Comme Atlas fièrement je transporte sur mes épaules mon propre ciel –
vers le haut je me prolonge à la verticale :
d’azote –
de vapeur –
d’oxygène –
le baromètre du cœur presse le sang comme du vif-argent
pour mesurer le poids des bonheurs
à l’échelle du pouls des discours ;
 
mais je ne connais pas du tout les chiffres que prêchent les compas
et je ne connais pas du tout les nombres des pressions barométriques
quand la nuit le poids des cieux
dans la ramure
de mes
bras
fleurit en éclat d’étoiles comme cerise
à la fine fleur –
 
Ce n’est pas un art quelconque
que de porter son bonheur –
gaiement
festivement
ne pas plier sous le ciel –
– comme Atlas fièrement je transporte sur mes épaules un espace bleu
sur lequel un soleil de cuivre
jalonne
sa course
de ses feux.
 
1er janvier 1934

 

Comme dans « Grammaire », cité dans la déambulation précédente, il s’agit de « s’incarner dans les mots », « mesurer le poids des bonheurs / à l’échelle du pouls des discours ». Poésie « pleine d’une énergie vitale », en effet. Et cet autre Atlas est une adolescente de seize ans qui semble lancer un défi au monde. Ne peut-on pas penser à Rimbaud ?

Panthéiste
 
Nul dieu ne m’a été révélé
dans des buissons
ardents
brûlants,
il ne m’a pas parlé
dans un embrasement
il ne m’a pas appelée
dans un flamboiement –
je l’ai trouvé dans un bosquet
de lilas,
quand dans les formes
des pampres il se multipliait,
je l’ai très nettement reconnu tandis qu’il m’appelait à travers
les feuilles mouillées.
Et alors – depuis cet instant je suis ébahie
à la rencontre
d’émerveillements
soudains
quand la butte arrondie d’une taupe
par miracle prend la dimension du
Sinaï –
essayez donc sceptiques méchants
d’allumer le soleil
comme une lampe :
je vous parle
oyez –
oyez –
je suis
un prophète joyeux –
une fille. […]
 
6 février 1934

Ce poème est trop long pour que je le donne à lire en entier. Il avait comme premier titre « Religion ». Si religion il y a, il est clair qu’elle est païenne.
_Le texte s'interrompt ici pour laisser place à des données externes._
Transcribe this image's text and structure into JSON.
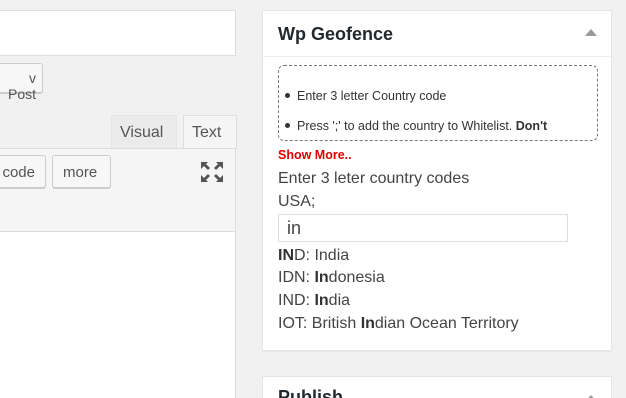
{
  "editor": {
    "view_post_label": "v Post",
    "tabs": [
      {
        "label": "Visual"
      },
      {
        "label": "Text"
      }
    ],
    "quicktags": [
      {
        "label": "code"
      },
      {
        "label": "more"
      }
    ],
    "fullscreen_icon": "fullscreen-icon"
  },
  "geofence": {
    "title": "Wp Geofence",
    "instructions": [
      {
        "text": "Enter 3 letter Country code",
        "bold_tail": ""
      },
      {
        "text": "Press ';' to add the country to Whitelist. ",
        "bold_tail": "Don't"
      }
    ],
    "show_more": "Show More..",
    "prompt_label": "Enter 3 leter country codes",
    "selected_codes": "USA;",
    "input_value": "in",
    "suggestions": [
      {
        "parts": [
          {
            "t": "IN",
            "b": true
          },
          {
            "t": "D: India",
            "b": false
          }
        ]
      },
      {
        "parts": [
          {
            "t": "IDN: ",
            "b": false
          },
          {
            "t": "In",
            "b": true
          },
          {
            "t": "donesia",
            "b": false
          }
        ]
      },
      {
        "parts": [
          {
            "t": "IND: ",
            "b": false
          },
          {
            "t": "In",
            "b": true
          },
          {
            "t": "dia",
            "b": false
          }
        ]
      },
      {
        "parts": [
          {
            "t": "IOT: British ",
            "b": false
          },
          {
            "t": "In",
            "b": true
          },
          {
            "t": "dian Ocean Territory",
            "b": false
          }
        ]
      }
    ],
    "colors": {
      "show_more": "#dd0000",
      "border": "#e5e5e5"
    }
  },
  "publish": {
    "title": "Publish"
  }
}
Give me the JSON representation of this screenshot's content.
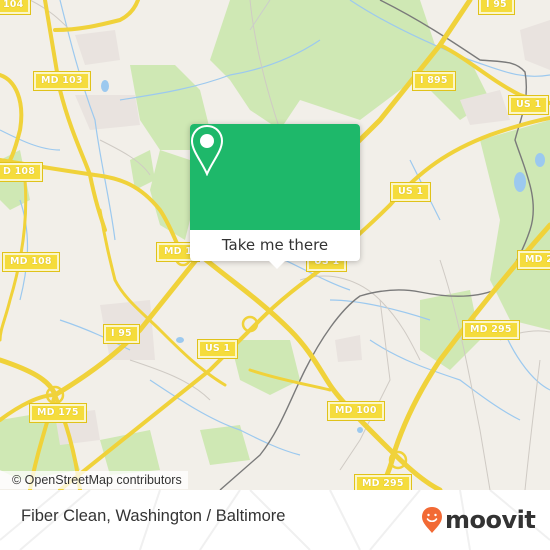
{
  "map": {
    "road_labels": [
      {
        "id": "md104",
        "text": "104"
      },
      {
        "id": "md103",
        "text": "MD 103"
      },
      {
        "id": "md108_left",
        "text": "D 108"
      },
      {
        "id": "md108",
        "text": "MD 108"
      },
      {
        "id": "md1x",
        "text": "MD 1"
      },
      {
        "id": "i95",
        "text": "I 95"
      },
      {
        "id": "us1_mid",
        "text": "US 1"
      },
      {
        "id": "md175",
        "text": "MD 175"
      },
      {
        "id": "md100",
        "text": "MD 100"
      },
      {
        "id": "md295",
        "text": "MD 295"
      },
      {
        "id": "md295_bottom",
        "text": "MD 295"
      },
      {
        "id": "md2x_right",
        "text": "MD 2"
      },
      {
        "id": "i95_top",
        "text": "I 95"
      },
      {
        "id": "i895",
        "text": "I 895"
      },
      {
        "id": "us1_top",
        "text": "US 1"
      },
      {
        "id": "us1_right",
        "text": "US 1"
      },
      {
        "id": "us1_popup",
        "text": "US 1"
      }
    ],
    "colors": {
      "land": "#f2efe9",
      "park": "#c8e6a8",
      "water": "#9cc9ef",
      "road": "#f5dc3c",
      "rail": "#707070",
      "residential": "#e8dede"
    },
    "attribution": "© OpenStreetMap contributors"
  },
  "popup": {
    "icon": "map-pin-icon",
    "button_label": "Take me there",
    "color": "#1eb86a"
  },
  "footer": {
    "title": "Fiber Clean, Washington / Baltimore",
    "brand": "moovit",
    "brand_color": "#f26a35"
  }
}
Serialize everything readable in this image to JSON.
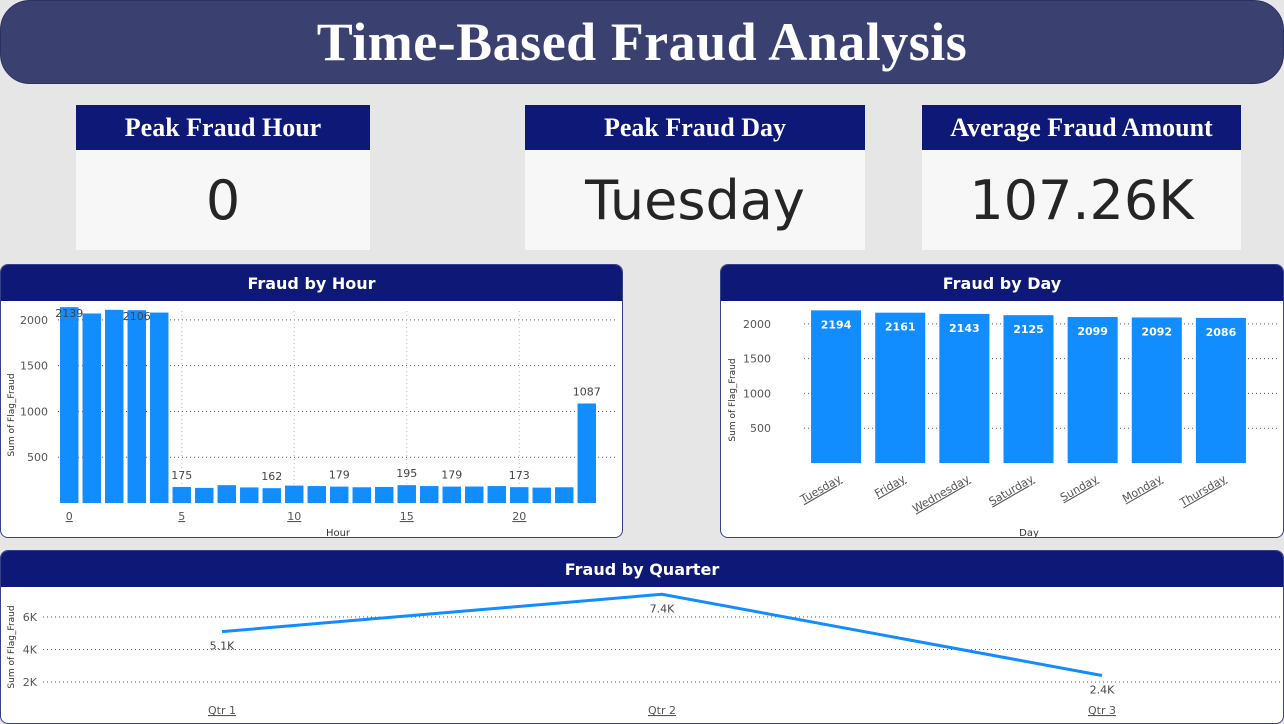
{
  "header": {
    "title": "Time-Based Fraud Analysis"
  },
  "kpis": [
    {
      "label": "Peak Fraud Hour",
      "value": "0"
    },
    {
      "label": "Peak Fraud Day",
      "value": "Tuesday"
    },
    {
      "label": "Average Fraud Amount",
      "value": "107.26K"
    }
  ],
  "colors": {
    "bar": "#118dff",
    "header": "#0e1877",
    "banner": "#3a4070"
  },
  "chart_data": [
    {
      "type": "bar",
      "title": "Fraud by Hour",
      "xlabel": "Hour",
      "ylabel": "Sum of Flag_Fraud",
      "x": [
        0,
        1,
        2,
        3,
        4,
        5,
        6,
        7,
        8,
        9,
        10,
        11,
        12,
        13,
        14,
        15,
        16,
        17,
        18,
        19,
        20,
        21,
        22,
        23
      ],
      "values": [
        2139,
        2070,
        2110,
        2106,
        2080,
        175,
        165,
        195,
        170,
        162,
        190,
        185,
        179,
        172,
        175,
        195,
        185,
        179,
        180,
        185,
        173,
        168,
        172,
        1087
      ],
      "data_labels": [
        {
          "x": 0,
          "label": "2139"
        },
        {
          "x": 3,
          "label": "2106"
        },
        {
          "x": 5,
          "label": "175"
        },
        {
          "x": 9,
          "label": "162"
        },
        {
          "x": 12,
          "label": "179"
        },
        {
          "x": 15,
          "label": "195"
        },
        {
          "x": 17,
          "label": "179"
        },
        {
          "x": 20,
          "label": "173"
        },
        {
          "x": 23,
          "label": "1087"
        }
      ],
      "x_ticks": [
        "0",
        "5",
        "10",
        "15",
        "20"
      ],
      "y_ticks": [
        "500",
        "1000",
        "1500",
        "2000"
      ],
      "ylim": [
        0,
        2250
      ],
      "grid": true
    },
    {
      "type": "bar",
      "title": "Fraud by Day",
      "xlabel": "Day",
      "ylabel": "Sum of Flag_Fraud",
      "categories": [
        "Tuesday",
        "Friday",
        "Wednesday",
        "Saturday",
        "Sunday",
        "Monday",
        "Thursday"
      ],
      "values": [
        2194,
        2161,
        2143,
        2125,
        2099,
        2092,
        2086
      ],
      "y_ticks": [
        "500",
        "1000",
        "1500",
        "2000"
      ],
      "ylim": [
        0,
        2300
      ],
      "grid": true
    },
    {
      "type": "line",
      "title": "Fraud by Quarter",
      "ylabel": "Sum of Flag_Fraud",
      "categories": [
        "Qtr 1",
        "Qtr 2",
        "Qtr 3"
      ],
      "values": [
        5100,
        7400,
        2400
      ],
      "data_labels": [
        "5.1K",
        "7.4K",
        "2.4K"
      ],
      "y_ticks": [
        "2K",
        "4K",
        "6K"
      ],
      "ylim": [
        0,
        8000
      ],
      "grid": true
    }
  ]
}
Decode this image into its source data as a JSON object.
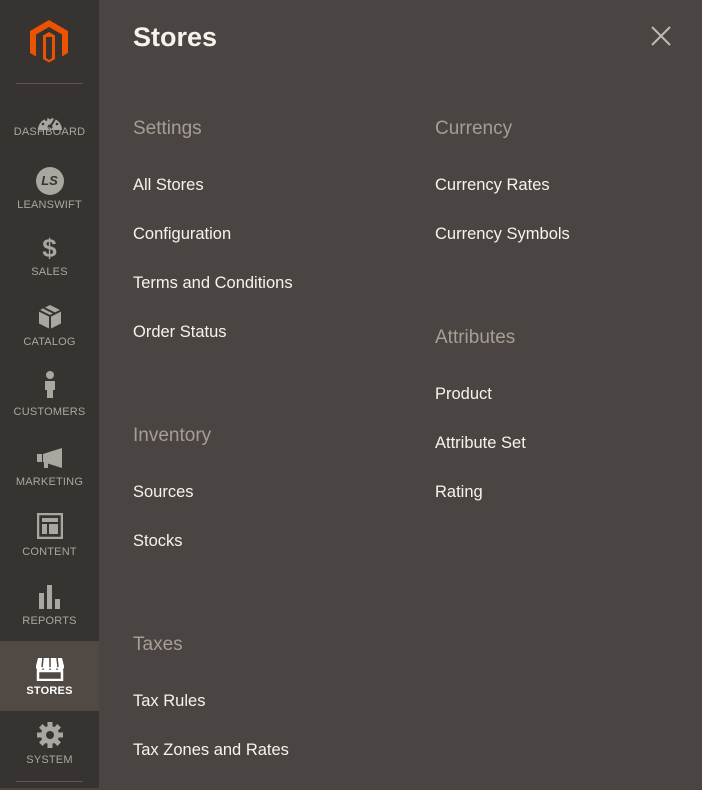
{
  "sidebar": {
    "items": [
      {
        "label": "DASHBOARD",
        "icon": "dashboard-icon"
      },
      {
        "label": "LEANSWIFT",
        "icon": "leanswift-icon",
        "badge": "LS"
      },
      {
        "label": "SALES",
        "icon": "dollar-icon",
        "glyph": "$"
      },
      {
        "label": "CATALOG",
        "icon": "box-icon"
      },
      {
        "label": "CUSTOMERS",
        "icon": "person-icon"
      },
      {
        "label": "MARKETING",
        "icon": "megaphone-icon"
      },
      {
        "label": "CONTENT",
        "icon": "layout-icon"
      },
      {
        "label": "REPORTS",
        "icon": "bar-chart-icon"
      },
      {
        "label": "STORES",
        "icon": "storefront-icon",
        "active": true
      },
      {
        "label": "SYSTEM",
        "icon": "gear-icon"
      }
    ]
  },
  "panel": {
    "title": "Stores",
    "close_icon": "close-icon",
    "sections": {
      "settings": {
        "title": "Settings",
        "links": [
          "All Stores",
          "Configuration",
          "Terms and Conditions",
          "Order Status"
        ]
      },
      "inventory": {
        "title": "Inventory",
        "links": [
          "Sources",
          "Stocks"
        ]
      },
      "taxes": {
        "title": "Taxes",
        "links": [
          "Tax Rules",
          "Tax Zones and Rates"
        ]
      },
      "currency": {
        "title": "Currency",
        "links": [
          "Currency Rates",
          "Currency Symbols"
        ]
      },
      "attributes": {
        "title": "Attributes",
        "links": [
          "Product",
          "Attribute Set",
          "Rating"
        ]
      }
    }
  },
  "colors": {
    "sidebar_bg": "#373330",
    "panel_bg": "#4a4542",
    "active_item_bg": "#514943",
    "logo_orange": "#eb5202",
    "section_title": "#a79d95",
    "link_text": "#f7f3eb"
  }
}
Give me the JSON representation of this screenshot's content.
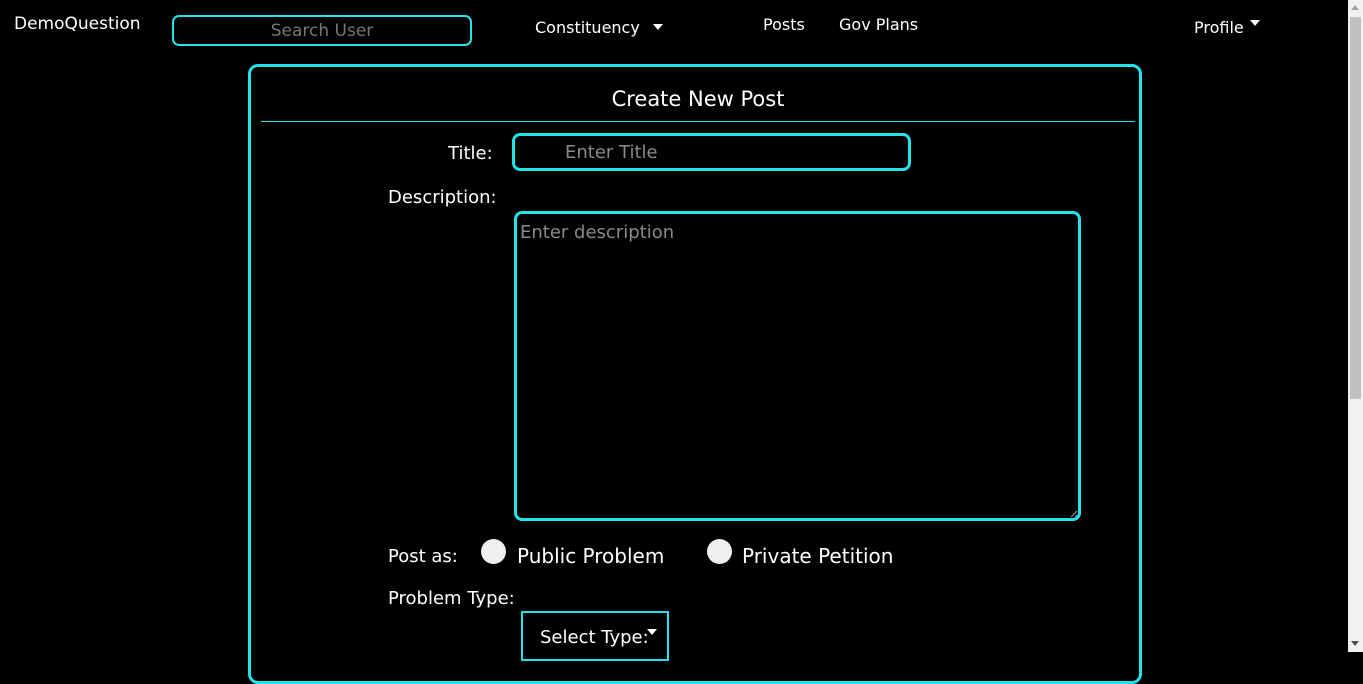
{
  "nav": {
    "brand": "DemoQuestion",
    "search_placeholder": "Search User",
    "constituency_label": "Constituency",
    "posts_label": "Posts",
    "gov_plans_label": "Gov Plans",
    "profile_label": "Profile"
  },
  "form": {
    "heading": "Create New Post",
    "title_label": "Title:",
    "title_placeholder": "Enter Title",
    "description_label": "Description:",
    "description_placeholder": "Enter description",
    "post_as_label": "Post as:",
    "post_as_options": [
      {
        "label": "Public Problem",
        "selected": false
      },
      {
        "label": "Private Petition",
        "selected": false
      }
    ],
    "problem_type_label": "Problem Type:",
    "problem_type_select": "Select Type:"
  },
  "colors": {
    "accent": "#22e3ea",
    "background": "#000000",
    "text": "#ffffff"
  }
}
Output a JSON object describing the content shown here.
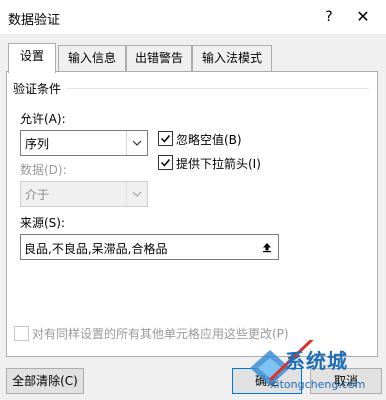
{
  "window": {
    "title": "数据验证",
    "help": "?",
    "close": "✕"
  },
  "tabs": [
    {
      "label": "设置",
      "active": true
    },
    {
      "label": "输入信息",
      "active": false
    },
    {
      "label": "出错警告",
      "active": false
    },
    {
      "label": "输入法模式",
      "active": false
    }
  ],
  "validation": {
    "group_title": "验证条件",
    "allow_label": "允许(A):",
    "allow_value": "序列",
    "data_label": "数据(D):",
    "data_value": "介于",
    "ignore_blank_label": "忽略空值(B)",
    "ignore_blank_checked": true,
    "dropdown_label": "提供下拉箭头(I)",
    "dropdown_checked": true,
    "source_label": "来源(S):",
    "source_value": "良品,不良品,呆滞品,合格品"
  },
  "apply_all_label": "对有同样设置的所有其他单元格应用这些更改(P)",
  "apply_all_checked": false,
  "buttons": {
    "clear_all": "全部清除(C)",
    "ok": "确定",
    "cancel": "取消"
  },
  "watermark": {
    "text": "系统城",
    "url": "xitongcheng.com"
  }
}
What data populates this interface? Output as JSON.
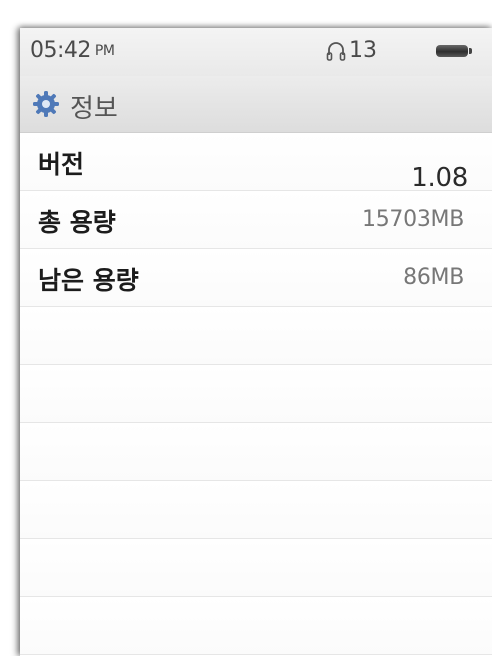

Ce « prophète joyeux » me fait penser au « gai savoir » de Nietzsche, mais ai-je raison ? Quoi qu’il en soit, il y a dans ce poème une image d’une grande hardiesse : cette « butte arrondie d’une taupe » qui « prend la dimension du Sinaï » !

Les centaures
 
Ils résonnent rime contre rime en tintant les vers affûtés
– ne te fie pas aux pures pensées afin qu’aucune ne t’envoûte,
– ne te fie pas aux doigts comme les aveugles,
ni aux yeux comme les chouettes privées de mains –
je clame la passion et la sagesse
par la taille étroitement unies
comme un centaure.
 
Je crois à la noble harmonie du torse masculin et de la tête
avec le corps d’étalon bien découplé et la jambe fine –
– vers les joues fraîches des femmes
et les croupes rondes des juments
ils galopent les fabuleux centaures
dans un fracas de fers venus des prés de la mythologie.
 
Leur passion attentive et sage
et leur sagesse flambant comme la jouissance
je les ai retrouvées dans la noble harmonie
et fondues dans la taille et le cœur.
 
Regarde donc :
la pensée
à l’antique visage
a confié aux chevaux excités son caractère divin
comme des étalons entravés dans un champ de boutons d’or
les sens tout frémissants galopent à travers le mois de juin.
 
1936

Le titre de ce poème a été choisi par Zuzanna Ginczanka comme titre de son recueil de poèmes publié en Pologne en 1936. C’est dire l’importance qu’elle attachait à ce poème. « Je clame la passion et la sagesse ». Chiron avait la réputation d’être un sage et un guérisseur dans l’Antiquité, mais je crois qu’il était une exception parmi les centaures. Mais le centaure de Zuzanna Ginczanka allie la sagesse de Chiron et la violence des autres. Dans « Déclaration », poème de 1936, ne résume-t-elle sa position par ces deux vers que je trouve très beaux :

Je ne suis rien d’autre qu’une variante sage des bêtes
et rien d’autre ne suis qu’une variante vigilante des humains.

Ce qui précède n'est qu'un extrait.